I have an appreciation of life that is quite rare (in part because my lifes experiences have caused me maturity way beyond my years). And with that, and with the tremendous pain i have been through and have experienced so viscerally, and the loss of self for most of my life, the travails I am still going through- with all that, Gd has (without asking/offering) chosen me to be His agent to enlighten this world somehow. It confuses me so, but this world has so much majesty, I must return to humility and recognize I just dont understand. and thats ok. Im hurt and frustrated, thats ok. Im saddened by the pain other ppl experience and pained by their suffering…
But Im alive. My heart, it beats, it throbs, it is soft and sensitive. I have the power to change me and the power to change my world by virtue of my soft heart that can bleed for others and for change and for redemption. The healing process has afforded me to never again have a heart of stone. and that is 1 thing i actually AM grateful for.

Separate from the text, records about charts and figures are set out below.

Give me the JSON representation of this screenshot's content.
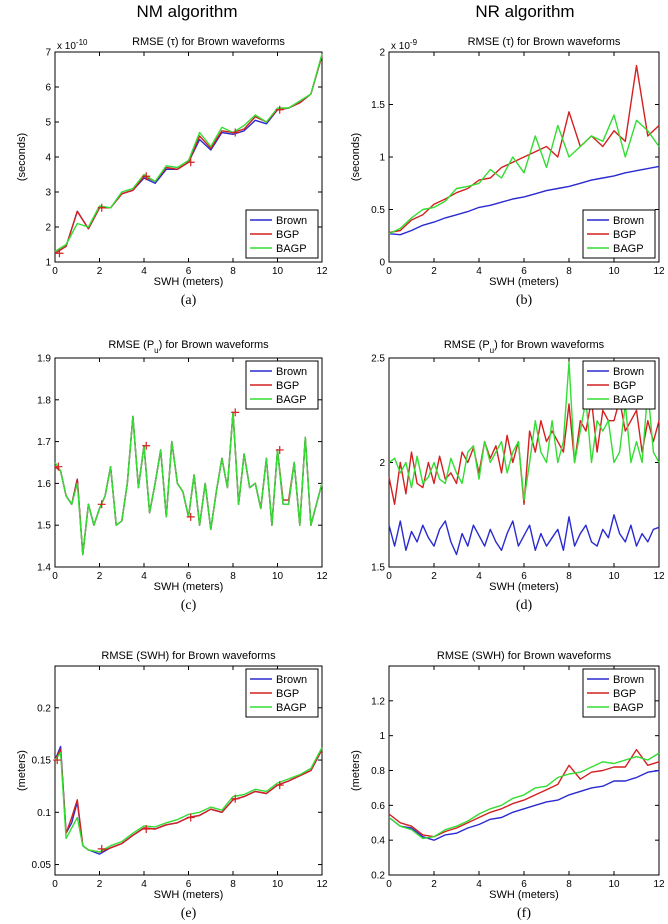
{
  "columns": [
    "NM algorithm",
    "NR algorithm"
  ],
  "colors": {
    "Brown": "#2a2ad0",
    "BGP": "#d42020",
    "BAGP": "#33dd33"
  },
  "chart_data": [
    {
      "type": "line",
      "title": "RMSE (τ) for Brown waveforms",
      "xlabel": "SWH (meters)",
      "ylabel": "(seconds)",
      "caption": "(a)",
      "exponent_base": "x 10",
      "exponent_power": "-10",
      "xlim": [
        0,
        12
      ],
      "ylim": [
        1,
        7
      ],
      "xticks": [
        0,
        2,
        4,
        6,
        8,
        10,
        12
      ],
      "yticks": [
        1,
        2,
        3,
        4,
        5,
        6,
        7
      ],
      "legend": "bottom-right",
      "x": [
        0,
        0.5,
        1,
        1.5,
        2,
        2.5,
        3,
        3.5,
        4,
        4.5,
        5,
        5.5,
        6,
        6.5,
        7,
        7.5,
        8,
        8.5,
        9,
        9.5,
        10,
        10.5,
        11,
        11.5,
        12
      ],
      "series": [
        {
          "name": "Brown",
          "values": [
            1.25,
            1.45,
            2.45,
            1.95,
            2.55,
            2.55,
            2.95,
            3.05,
            3.4,
            3.25,
            3.65,
            3.65,
            3.85,
            4.5,
            4.2,
            4.7,
            4.65,
            4.75,
            5.05,
            4.95,
            5.35,
            5.4,
            5.55,
            5.8,
            6.9
          ]
        },
        {
          "name": "BGP",
          "values": [
            1.25,
            1.45,
            2.45,
            1.95,
            2.55,
            2.55,
            2.95,
            3.05,
            3.45,
            3.3,
            3.7,
            3.65,
            3.85,
            4.6,
            4.25,
            4.75,
            4.7,
            4.8,
            5.15,
            5.0,
            5.35,
            5.4,
            5.55,
            5.8,
            6.9
          ]
        },
        {
          "name": "BAGP",
          "values": [
            1.3,
            1.5,
            2.1,
            2.0,
            2.6,
            2.55,
            3.0,
            3.1,
            3.5,
            3.3,
            3.75,
            3.7,
            3.9,
            4.7,
            4.3,
            4.85,
            4.7,
            4.9,
            5.2,
            5.0,
            5.4,
            5.4,
            5.6,
            5.8,
            6.95
          ]
        }
      ],
      "markers": {
        "x": [
          0.2,
          2.1,
          4.1,
          6.1,
          8.1,
          10.1
        ],
        "y": [
          1.25,
          2.55,
          3.45,
          3.85,
          4.7,
          5.35
        ]
      }
    },
    {
      "type": "line",
      "title": "RMSE (τ) for Brown waveforms",
      "xlabel": "SWH (meters)",
      "ylabel": "(seconds)",
      "caption": "(b)",
      "exponent_base": "x 10",
      "exponent_power": "-9",
      "xlim": [
        0,
        12
      ],
      "ylim": [
        0,
        2
      ],
      "xticks": [
        0,
        2,
        4,
        6,
        8,
        10,
        12
      ],
      "yticks": [
        0,
        0.5,
        1,
        1.5,
        2
      ],
      "legend": "bottom-right",
      "x": [
        0,
        0.5,
        1,
        1.5,
        2,
        2.5,
        3,
        3.5,
        4,
        4.5,
        5,
        5.5,
        6,
        6.5,
        7,
        7.5,
        8,
        8.5,
        9,
        9.5,
        10,
        10.5,
        11,
        11.5,
        12
      ],
      "series": [
        {
          "name": "Brown",
          "values": [
            0.27,
            0.26,
            0.3,
            0.35,
            0.38,
            0.42,
            0.45,
            0.48,
            0.52,
            0.54,
            0.57,
            0.6,
            0.62,
            0.65,
            0.68,
            0.7,
            0.72,
            0.75,
            0.78,
            0.8,
            0.82,
            0.85,
            0.87,
            0.89,
            0.91
          ]
        },
        {
          "name": "BGP",
          "values": [
            0.28,
            0.3,
            0.4,
            0.45,
            0.55,
            0.6,
            0.66,
            0.7,
            0.78,
            0.8,
            0.9,
            0.95,
            1.0,
            1.05,
            1.1,
            1.0,
            1.43,
            1.1,
            1.2,
            1.1,
            1.25,
            1.15,
            1.87,
            1.2,
            1.3
          ]
        },
        {
          "name": "BAGP",
          "values": [
            0.27,
            0.32,
            0.42,
            0.5,
            0.52,
            0.58,
            0.7,
            0.72,
            0.75,
            0.88,
            0.8,
            1.0,
            0.85,
            1.2,
            0.9,
            1.3,
            1.0,
            1.1,
            1.2,
            1.15,
            1.4,
            1.0,
            1.35,
            1.25,
            1.1
          ]
        }
      ]
    },
    {
      "type": "line",
      "title_main": "RMSE (P",
      "title_sub": "u",
      "title_rest": ") for Brown waveforms",
      "xlabel": "SWH (meters)",
      "ylabel": "",
      "caption": "(c)",
      "xlim": [
        0,
        12
      ],
      "ylim": [
        1.4,
        1.9
      ],
      "xticks": [
        0,
        2,
        4,
        6,
        8,
        10,
        12
      ],
      "yticks": [
        1.4,
        1.5,
        1.6,
        1.7,
        1.8,
        1.9
      ],
      "legend": "top-right",
      "x": [
        0,
        0.25,
        0.5,
        0.75,
        1,
        1.25,
        1.5,
        1.75,
        2,
        2.25,
        2.5,
        2.75,
        3,
        3.25,
        3.5,
        3.75,
        4,
        4.25,
        4.5,
        4.75,
        5,
        5.25,
        5.5,
        5.75,
        6,
        6.25,
        6.5,
        6.75,
        7,
        7.25,
        7.5,
        7.75,
        8,
        8.25,
        8.5,
        8.75,
        9,
        9.25,
        9.5,
        9.75,
        10,
        10.25,
        10.5,
        10.75,
        11,
        11.25,
        11.5,
        11.75,
        12
      ],
      "series": [
        {
          "name": "Brown",
          "values": [
            1.64,
            1.63,
            1.57,
            1.55,
            1.61,
            1.43,
            1.55,
            1.5,
            1.54,
            1.57,
            1.64,
            1.5,
            1.51,
            1.6,
            1.76,
            1.59,
            1.69,
            1.53,
            1.6,
            1.68,
            1.52,
            1.7,
            1.6,
            1.58,
            1.52,
            1.62,
            1.5,
            1.6,
            1.49,
            1.58,
            1.66,
            1.59,
            1.77,
            1.55,
            1.67,
            1.59,
            1.6,
            1.54,
            1.66,
            1.5,
            1.68,
            1.55,
            1.55,
            1.65,
            1.5,
            1.71,
            1.5,
            1.55,
            1.6
          ]
        },
        {
          "name": "BGP",
          "values": [
            1.64,
            1.63,
            1.57,
            1.55,
            1.61,
            1.43,
            1.55,
            1.5,
            1.54,
            1.57,
            1.64,
            1.5,
            1.51,
            1.6,
            1.76,
            1.59,
            1.69,
            1.53,
            1.6,
            1.68,
            1.52,
            1.7,
            1.6,
            1.58,
            1.52,
            1.62,
            1.5,
            1.6,
            1.49,
            1.58,
            1.66,
            1.59,
            1.77,
            1.55,
            1.67,
            1.59,
            1.6,
            1.54,
            1.66,
            1.5,
            1.68,
            1.56,
            1.56,
            1.65,
            1.5,
            1.71,
            1.5,
            1.55,
            1.6
          ]
        },
        {
          "name": "BAGP",
          "values": [
            1.65,
            1.63,
            1.57,
            1.55,
            1.6,
            1.43,
            1.55,
            1.5,
            1.54,
            1.57,
            1.64,
            1.5,
            1.51,
            1.6,
            1.76,
            1.59,
            1.69,
            1.53,
            1.6,
            1.68,
            1.52,
            1.7,
            1.6,
            1.58,
            1.52,
            1.62,
            1.5,
            1.6,
            1.49,
            1.58,
            1.66,
            1.59,
            1.77,
            1.55,
            1.67,
            1.59,
            1.6,
            1.54,
            1.66,
            1.5,
            1.68,
            1.55,
            1.55,
            1.65,
            1.5,
            1.71,
            1.5,
            1.55,
            1.6
          ]
        }
      ],
      "markers": {
        "x": [
          0.15,
          2.1,
          4.1,
          6.1,
          8.1,
          10.1
        ],
        "y": [
          1.64,
          1.55,
          1.69,
          1.52,
          1.77,
          1.68
        ]
      }
    },
    {
      "type": "line",
      "title_main": "RMSE (P",
      "title_sub": "u",
      "title_rest": ") for Brown waveforms",
      "xlabel": "SWH (meters)",
      "ylabel": "",
      "caption": "(d)",
      "xlim": [
        0,
        12
      ],
      "ylim": [
        1.5,
        2.5
      ],
      "xticks": [
        0,
        2,
        4,
        6,
        8,
        10,
        12
      ],
      "yticks": [
        1.5,
        2,
        2.5
      ],
      "legend": "top-right",
      "x": [
        0,
        0.25,
        0.5,
        0.75,
        1,
        1.25,
        1.5,
        1.75,
        2,
        2.25,
        2.5,
        2.75,
        3,
        3.25,
        3.5,
        3.75,
        4,
        4.25,
        4.5,
        4.75,
        5,
        5.25,
        5.5,
        5.75,
        6,
        6.25,
        6.5,
        6.75,
        7,
        7.25,
        7.5,
        7.75,
        8,
        8.25,
        8.5,
        8.75,
        9,
        9.25,
        9.5,
        9.75,
        10,
        10.25,
        10.5,
        10.75,
        11,
        11.25,
        11.5,
        11.75,
        12
      ],
      "series": [
        {
          "name": "Brown",
          "values": [
            1.7,
            1.6,
            1.72,
            1.58,
            1.67,
            1.62,
            1.7,
            1.64,
            1.6,
            1.68,
            1.72,
            1.62,
            1.56,
            1.66,
            1.6,
            1.7,
            1.65,
            1.6,
            1.68,
            1.62,
            1.58,
            1.66,
            1.72,
            1.6,
            1.65,
            1.7,
            1.58,
            1.66,
            1.6,
            1.64,
            1.68,
            1.58,
            1.74,
            1.6,
            1.66,
            1.7,
            1.62,
            1.6,
            1.68,
            1.64,
            1.75,
            1.66,
            1.62,
            1.7,
            1.6,
            1.66,
            1.62,
            1.68,
            1.69
          ]
        },
        {
          "name": "BGP",
          "values": [
            1.93,
            1.8,
            2.0,
            1.85,
            2.05,
            1.9,
            1.88,
            2.0,
            1.9,
            2.03,
            1.92,
            1.95,
            1.9,
            2.05,
            2.0,
            2.07,
            1.95,
            2.1,
            2.02,
            2.08,
            1.95,
            2.13,
            2.0,
            2.1,
            1.8,
            2.15,
            2.05,
            2.2,
            2.1,
            2.15,
            2.1,
            2.05,
            2.28,
            2.0,
            2.2,
            2.15,
            2.3,
            2.05,
            2.25,
            2.2,
            2.2,
            2.3,
            2.15,
            2.2,
            2.25,
            2.05,
            2.2,
            2.1,
            2.2
          ]
        },
        {
          "name": "BAGP",
          "values": [
            2.0,
            2.02,
            1.95,
            2.0,
            1.88,
            2.03,
            1.9,
            1.93,
            2.0,
            1.92,
            1.9,
            2.02,
            1.95,
            1.9,
            2.05,
            2.08,
            1.92,
            2.1,
            2.0,
            2.05,
            2.1,
            1.95,
            2.05,
            2.1,
            1.82,
            2.0,
            2.2,
            2.05,
            2.0,
            2.2,
            2.0,
            2.1,
            2.48,
            2.0,
            2.15,
            2.3,
            2.0,
            2.2,
            2.15,
            2.2,
            2.0,
            2.05,
            2.28,
            2.0,
            2.1,
            2.0,
            2.35,
            2.05,
            2.0
          ]
        }
      ]
    },
    {
      "type": "line",
      "title": "RMSE (SWH) for Brown waveforms",
      "xlabel": "SWH (meters)",
      "ylabel": "(meters)",
      "caption": "(e)",
      "xlim": [
        0,
        12
      ],
      "ylim": [
        0.04,
        0.24
      ],
      "xticks": [
        0,
        2,
        4,
        6,
        8,
        10,
        12
      ],
      "yticks": [
        0.05,
        0.1,
        0.15,
        0.2
      ],
      "legend": "top-right",
      "x": [
        0,
        0.25,
        0.5,
        0.75,
        1,
        1.25,
        1.5,
        2,
        2.5,
        3,
        3.5,
        4,
        4.5,
        5,
        5.5,
        6,
        6.5,
        7,
        7.5,
        8,
        8.5,
        9,
        9.5,
        10,
        10.5,
        11,
        11.5,
        12
      ],
      "series": [
        {
          "name": "Brown",
          "values": [
            0.15,
            0.163,
            0.08,
            0.09,
            0.11,
            0.068,
            0.064,
            0.06,
            0.066,
            0.07,
            0.078,
            0.085,
            0.084,
            0.088,
            0.09,
            0.095,
            0.097,
            0.103,
            0.1,
            0.112,
            0.115,
            0.12,
            0.118,
            0.126,
            0.13,
            0.135,
            0.14,
            0.16
          ]
        },
        {
          "name": "BGP",
          "values": [
            0.15,
            0.16,
            0.08,
            0.095,
            0.112,
            0.068,
            0.064,
            0.062,
            0.066,
            0.07,
            0.078,
            0.085,
            0.084,
            0.088,
            0.09,
            0.095,
            0.097,
            0.103,
            0.1,
            0.112,
            0.115,
            0.12,
            0.118,
            0.126,
            0.13,
            0.135,
            0.14,
            0.16
          ]
        },
        {
          "name": "BAGP",
          "values": [
            0.15,
            0.157,
            0.075,
            0.085,
            0.095,
            0.068,
            0.064,
            0.062,
            0.068,
            0.072,
            0.08,
            0.087,
            0.086,
            0.09,
            0.093,
            0.098,
            0.1,
            0.105,
            0.102,
            0.115,
            0.117,
            0.122,
            0.12,
            0.128,
            0.132,
            0.136,
            0.142,
            0.162
          ]
        }
      ],
      "markers": {
        "x": [
          0.1,
          2.1,
          4.1,
          6.1,
          8.1,
          10.1
        ],
        "y": [
          0.15,
          0.065,
          0.084,
          0.095,
          0.113,
          0.126
        ]
      }
    },
    {
      "type": "line",
      "title": "RMSE (SWH) for Brown waveforms",
      "xlabel": "SWH (meters)",
      "ylabel": "(meters)",
      "caption": "(f)",
      "xlim": [
        0,
        12
      ],
      "ylim": [
        0.2,
        1.4
      ],
      "xticks": [
        0,
        2,
        4,
        6,
        8,
        10,
        12
      ],
      "yticks": [
        0.2,
        0.4,
        0.6,
        0.8,
        1,
        1.2
      ],
      "legend": "top-right",
      "x": [
        0,
        0.5,
        1,
        1.5,
        2,
        2.5,
        3,
        3.5,
        4,
        4.5,
        5,
        5.5,
        6,
        6.5,
        7,
        7.5,
        8,
        8.5,
        9,
        9.5,
        10,
        10.5,
        11,
        11.5,
        12
      ],
      "series": [
        {
          "name": "Brown",
          "values": [
            0.53,
            0.48,
            0.47,
            0.42,
            0.4,
            0.43,
            0.44,
            0.47,
            0.49,
            0.52,
            0.53,
            0.56,
            0.58,
            0.6,
            0.62,
            0.63,
            0.66,
            0.68,
            0.7,
            0.71,
            0.74,
            0.74,
            0.76,
            0.79,
            0.8
          ]
        },
        {
          "name": "BGP",
          "values": [
            0.55,
            0.5,
            0.48,
            0.43,
            0.42,
            0.45,
            0.47,
            0.5,
            0.53,
            0.56,
            0.58,
            0.61,
            0.63,
            0.66,
            0.69,
            0.72,
            0.83,
            0.75,
            0.79,
            0.8,
            0.82,
            0.82,
            0.92,
            0.83,
            0.85
          ]
        },
        {
          "name": "BAGP",
          "values": [
            0.53,
            0.48,
            0.46,
            0.41,
            0.42,
            0.46,
            0.48,
            0.51,
            0.55,
            0.58,
            0.6,
            0.64,
            0.66,
            0.7,
            0.71,
            0.76,
            0.78,
            0.79,
            0.82,
            0.85,
            0.84,
            0.86,
            0.88,
            0.86,
            0.9
          ]
        }
      ]
    }
  ]
}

So how do I relate to G-d now? Being able to pray the amidah prayer or any prayer at all comes and goes. But i talk with Gd all the time. I scream at times, I cry at others, and I laugh, and share my love and appreciation too.
I share my everything with Gd, cuz that is what He is. Like it or not, that IS my existence. My soul is just a small piece of a big world filled with Gd.
I pray that each and every one of you with pasts similar to mine find the path to healing that is right for you. and that He grant you the strength and the supports you need to KEEP encouraging you back onto the road of healing if/when things get frustrating, dark, and/or hopeless.
Be blessed.

Rishe Deitsch
10 years ago

Yasher Koach Rabbi Jacobson for your articles on child abuse. I too had a similar experience. After the Nshei Chabad Newsletter first published an article about child abuse in Sept 2006, the floor of responses shocked me. I knew we had to keep publishing on this subject despite the outcry against such articles by those who wished to keep this subject out of the limelight (I will never understand their reasons). Yasher koach GO GO GO!
Hinda Schryber, glad to see you wrote too. thank you for writing in the Nshei Chabad Newsletter and thank you for the magnificent life-saving work you do with abuse victims in Orlenefesh. Yasher koach to you and your husband Avraham.

Judith
10 years ago

You refer to adults who take advantage of children. Often the sexual abuse is perpetrated by teenagers: babysitters, cousins, uncles, counselors, even siblings. And I am led to believe that often these youngsters who sexually abuse others were themselves abused. So its not about self-indulgence or sickness but about tormented individuals.

Patricia Grossman
10 years ago

Like always, your pieces, Rabbi Jacobson are inspiring and written for our times.
Thank you so much.

hinda schryber
10 years ago

Thank you so much for writing this. It means a lot to me personally and also professionally.
I was severely abused as a child and have survived, and gone on to – as much as i could rebuild my life. I now run a psychiatric rehabilitation organisation and most of my clients ( 170 ) were abused.
i will use your words to help them heal.
Its s slow agonising process but it can be done, and we need remondidng almost daily of the words you ahve written.
These words will mean more to me than most stuff written about the chagim.
May you and your family be blessed.
Sincerely, Hinda Schryber

researchok
10 years ago

Silence is not simply complicity in the crime.

Silence enables the abuser. Societal silence on abuse is the enveloping anchor that drowns a community.